I took care of this at the last minute. I was taking out the old knobs to install the new guayacan wood in the Stormtrooper when I realized how ugly that window switch was. Yuck.
I only found out after removing it that it WAS actually the factory color-matching window switch. The back was the correct orange color. The front was this horrible faded tan.
The whole interior is a lovely combination of black and orange. I thought the center console would benefit from the same colors, so out came the airbrush.
BOOM! No more faded tan. And it’s sealed with some nice semi-gloss clear, so it shouldn’t rub off any time soon. I hope.
But back to Stormy’s wood.
These pieces are just gorgeous. Rich really outdid himself. I can’t even.
This is guayacan, otherwise known as genuine Lignum Vitae. This stuff is a bit harder to find than the Argentine LV. It’s a bit finer grained and ever so slightly heavier. It doesn’t have the same perfume of the Argentine, but it’s easy to overlook that. The colors and wonderful smooth finish…

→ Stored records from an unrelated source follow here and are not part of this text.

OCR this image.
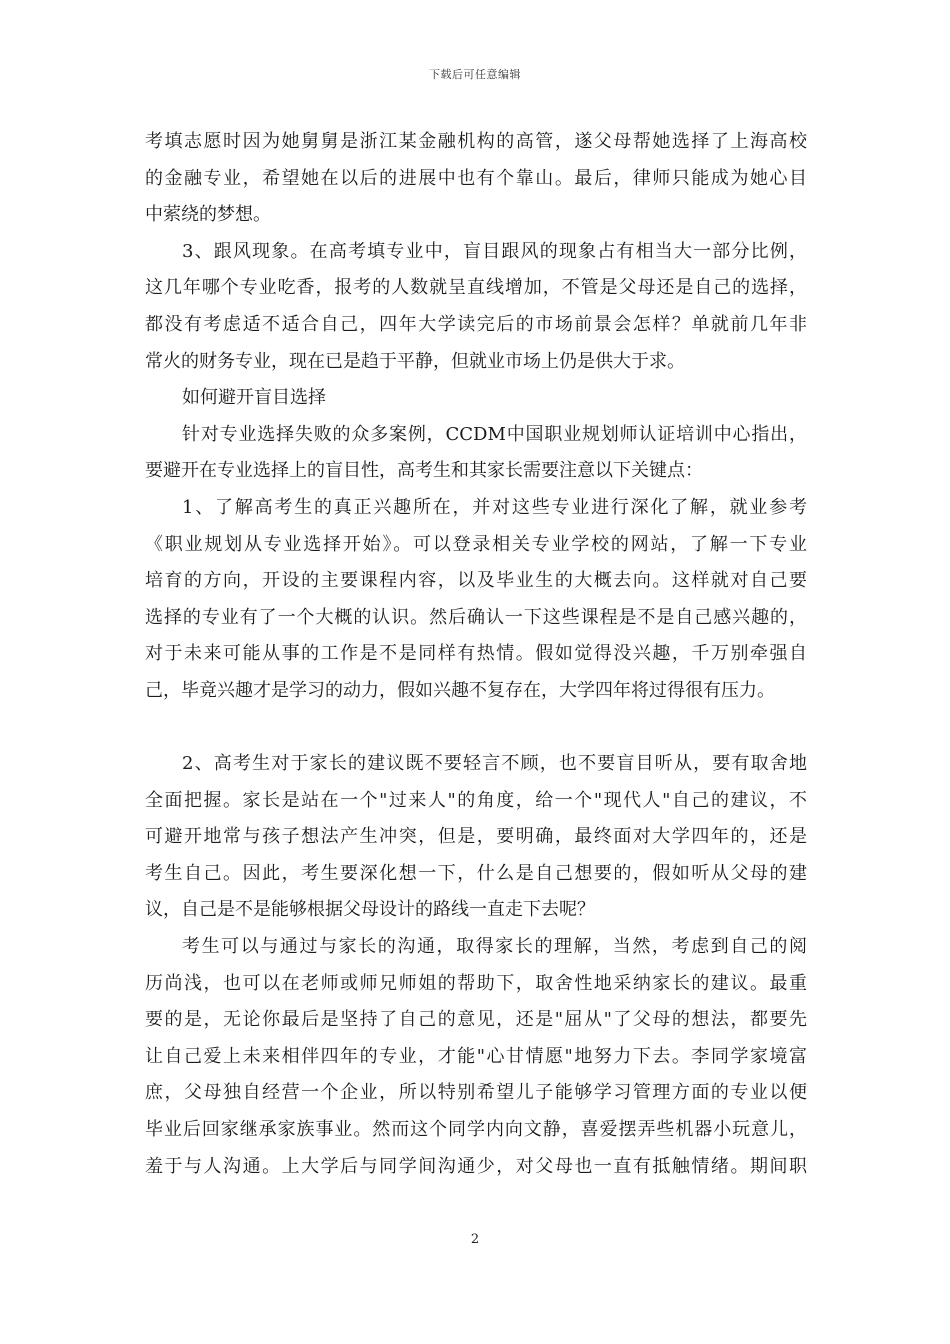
下载后可任意编辑
考填志愿时因为她舅舅是浙江某金融机构的高管，遂父母帮她选择了上海高校
的金融专业，希望她在以后的进展中也有个靠山。最后，律师只能成为她心目
中萦绕的梦想。
3、跟风现象。在高考填专业中，盲目跟风的现象占有相当大一部分比例，
这几年哪个专业吃香，报考的人数就呈直线增加，不管是父母还是自己的选择，
都没有考虑适不适合自己，四年大学读完后的市场前景会怎样？单就前几年非
常火的财务专业，现在已是趋于平静，但就业市场上仍是供大于求。
如何避开盲目选择
针对专业选择失败的众多案例，CCDM中国职业规划师认证培训中心指出，
要避开在专业选择上的盲目性，高考生和其家长需要注意以下关键点：
1、了解高考生的真正兴趣所在，并对这些专业进行深化了解，就业参考
《职业规划从专业选择开始》。可以登录相关专业学校的网站，了解一下专业
培育的方向，开设的主要课程内容，以及毕业生的大概去向。这样就对自己要
选择的专业有了一个大概的认识。然后确认一下这些课程是不是自己感兴趣的，
对于未来可能从事的工作是不是同样有热情。假如觉得没兴趣，千万别牵强自
己，毕竟兴趣才是学习的动力，假如兴趣不复存在，大学四年将过得很有压力。
2、高考生对于家长的建议既不要轻言不顾，也不要盲目听从，要有取舍地
全面把握。家长是站在一个"过来人"的角度，给一个"现代人"自己的建议，不
可避开地常与孩子想法产生冲突，但是，要明确，最终面对大学四年的，还是
考生自己。因此，考生要深化想一下，什么是自己想要的，假如听从父母的建
议，自己是不是能够根据父母设计的路线一直走下去呢？
考生可以与通过与家长的沟通，取得家长的理解，当然，考虑到自己的阅
历尚浅，也可以在老师或师兄师姐的帮助下，取舍性地采纳家长的建议。最重
要的是，无论你最后是坚持了自己的意见，还是"屈从"了父母的想法，都要先
让自己爱上未来相伴四年的专业，才能"心甘情愿"地努力下去。李同学家境富
庶，父母独自经营一个企业，所以特别希望儿子能够学习管理方面的专业以便
毕业后回家继承家族事业。然而这个同学内向文静，喜爱摆弄些机器小玩意儿，
羞于与人沟通。上大学后与同学间沟通少，对父母也一直有抵触情绪。期间职
2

Stormy’s wood is fun to hold. And did you notice the little Imperial symbol to match the wheel caps?
Nope, Sharka didn’t get left out. Sharka got some mad wood.
(Actually, the only one in my fleet left with a metal shifter at the moment is Bucky. He’s holding down the Joyfast mantle.)

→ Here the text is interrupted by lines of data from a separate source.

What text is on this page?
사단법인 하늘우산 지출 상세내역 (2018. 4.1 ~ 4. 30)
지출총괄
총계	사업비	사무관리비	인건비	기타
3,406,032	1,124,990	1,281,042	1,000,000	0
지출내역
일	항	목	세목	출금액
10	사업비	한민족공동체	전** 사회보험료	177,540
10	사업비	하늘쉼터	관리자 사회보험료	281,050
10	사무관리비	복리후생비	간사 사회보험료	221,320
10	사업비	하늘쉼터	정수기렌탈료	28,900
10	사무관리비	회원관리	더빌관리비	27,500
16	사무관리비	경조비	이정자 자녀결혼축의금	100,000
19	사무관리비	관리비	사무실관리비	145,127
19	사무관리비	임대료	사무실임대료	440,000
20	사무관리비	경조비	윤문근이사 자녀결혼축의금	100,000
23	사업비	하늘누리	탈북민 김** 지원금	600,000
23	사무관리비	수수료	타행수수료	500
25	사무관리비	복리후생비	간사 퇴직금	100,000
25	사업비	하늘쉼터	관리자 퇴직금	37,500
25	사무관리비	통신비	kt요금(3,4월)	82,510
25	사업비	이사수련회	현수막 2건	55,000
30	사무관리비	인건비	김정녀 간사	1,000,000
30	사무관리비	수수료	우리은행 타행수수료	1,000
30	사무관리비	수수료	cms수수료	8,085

This is a 911 shifter in Argentine LV with a matching brake grip. It’s fantastic to hold. And the smell of the LV in Sharka’s interior? OMG. It mixes with the leather, old plastic, and gasoline to make the most memorable odor combination possible. It’s…
I’m just saying that if there was a smell-o-plugin for a web browser, I’d be giving you a link to the download site and forcing Sharka’s interior stench upon you.
I did a custom Elanore insert for the knob. The LV has so many colors that adding more to it with a colorful insert seemed wrong. Black and chrome seemed to be just the thing. And the chrome works with Sharka’s chrome brake button.
I even swapped out the Watanabe Falcon in favor of my old Nardi Classico. The wood combo seemed to be begging for a chrome spoke steering wheel.
Wood is a bit of a different look for Sharka, but I think it works. It feels harmonious to me. Nostalgic even.
The Falcon and metal shifters will return in the future, but for right now, I’m enjoying a little change. And did I mention the smell? OMG. So good!
The shift knobs are in my store. As of this writing most of the batch is sold out. It sold out in about two days. More stock will be added as Rich finishes more shifters and mails them off.
They’re artwork and art can’t be rushed.